İşte Petrol-İş tüm bu olumsuzlukları ortadan kaldırmak için, bütün kurullarıyla ve üyeleriyle el ele ve omuz omuza vererek Türkiye'deki sendikal hareketin lokomotiflerinden biri olma özelliğini sonsuza kadar sürdürecektir. Genel kurulumuzun sendikamıza ve tüm Türkiye'deki sendikal harekete hayırlı olması dileğiyle hepinize saygılar sunuyorum.”
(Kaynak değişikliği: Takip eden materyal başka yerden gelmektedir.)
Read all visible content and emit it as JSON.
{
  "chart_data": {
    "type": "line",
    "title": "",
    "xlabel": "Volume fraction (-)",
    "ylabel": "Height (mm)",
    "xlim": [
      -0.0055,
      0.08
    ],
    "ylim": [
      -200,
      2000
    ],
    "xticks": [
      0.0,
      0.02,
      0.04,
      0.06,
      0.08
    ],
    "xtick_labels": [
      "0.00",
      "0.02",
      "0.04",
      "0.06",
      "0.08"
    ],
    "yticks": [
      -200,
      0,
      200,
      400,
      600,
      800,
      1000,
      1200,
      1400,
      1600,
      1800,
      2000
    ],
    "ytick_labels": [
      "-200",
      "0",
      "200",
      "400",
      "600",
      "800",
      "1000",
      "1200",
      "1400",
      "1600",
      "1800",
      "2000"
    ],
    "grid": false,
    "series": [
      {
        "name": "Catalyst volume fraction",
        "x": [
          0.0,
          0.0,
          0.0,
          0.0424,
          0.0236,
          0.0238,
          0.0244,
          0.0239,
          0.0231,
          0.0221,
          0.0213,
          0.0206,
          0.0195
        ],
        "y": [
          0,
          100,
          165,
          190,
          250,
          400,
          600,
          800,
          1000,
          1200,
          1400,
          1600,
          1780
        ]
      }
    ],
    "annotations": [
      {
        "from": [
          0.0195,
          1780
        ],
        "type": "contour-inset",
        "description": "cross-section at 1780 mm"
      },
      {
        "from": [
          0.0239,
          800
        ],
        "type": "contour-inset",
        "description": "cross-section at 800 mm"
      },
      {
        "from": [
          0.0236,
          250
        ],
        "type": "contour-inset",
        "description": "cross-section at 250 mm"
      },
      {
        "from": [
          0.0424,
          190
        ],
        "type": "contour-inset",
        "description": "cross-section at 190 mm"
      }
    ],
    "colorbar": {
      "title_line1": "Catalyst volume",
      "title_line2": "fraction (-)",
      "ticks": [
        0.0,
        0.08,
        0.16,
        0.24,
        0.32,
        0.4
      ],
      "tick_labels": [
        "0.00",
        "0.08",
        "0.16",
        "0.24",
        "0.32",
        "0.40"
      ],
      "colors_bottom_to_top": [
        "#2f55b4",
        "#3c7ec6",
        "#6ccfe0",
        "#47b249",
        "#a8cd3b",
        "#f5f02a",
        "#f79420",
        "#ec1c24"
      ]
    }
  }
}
Çetinkıran: Sizleri mahcup etmediğime inanıyorum
Adana Şube Mali Sekreterimiz Cemalettin Çetinkıran da genel kurulda, “Sayın Genel Başkanım, Saygıdeğer divan, değerli genel merkez yöneticilerim, Türkiye'nin dört bir yanından kongremizi onurlandıran sevgili şube başkanlarım ve değerli yöneticileri, kıymetli misafirler, basınımızın güzide temsilcileri ve kıymetli delegasyon. Petrol-İş Sendikamızın Adana Şubesinin 12. Olağan Genel Kuruluna hoş geldiniz diyor hepinize saygılar sunuyorum.” diye başladığı konuşmasında şunları söyledi:
“Ben sizlerin kıymetli zamanını fazla almak istemiyorum. Şubemizde 2 dönemdir Mali Sekreterlik görevini yapmaktayım. Allah nasip ederse, siz delegasyon da layık görürse 3. dönem mali sekreterliğe adayım. İki dönem sizleri mahcup etmediğime inanıyorum. Elimden geldiği kadar sizlerin verdiği bu göreve layık olmaya çalıştım. Eğer uygun görür de, siz saygıdeğer delegasyon destek verirse bundan sonra da sizleri ve tüm üyelerimizi mahcup etmeden bu görevi en iyi şekilde yapacağıma emin olabilirsiniz. Kongremizin Petrol-İş Sendikamıza, tüm çalışanlarımıza, işçi sınıfına, ülkemize hayırlı olmasını Cenabı Allah'tan diliyorum. Yaşasın İşçi Sınıfı, Yaşasın Petrol-İş.”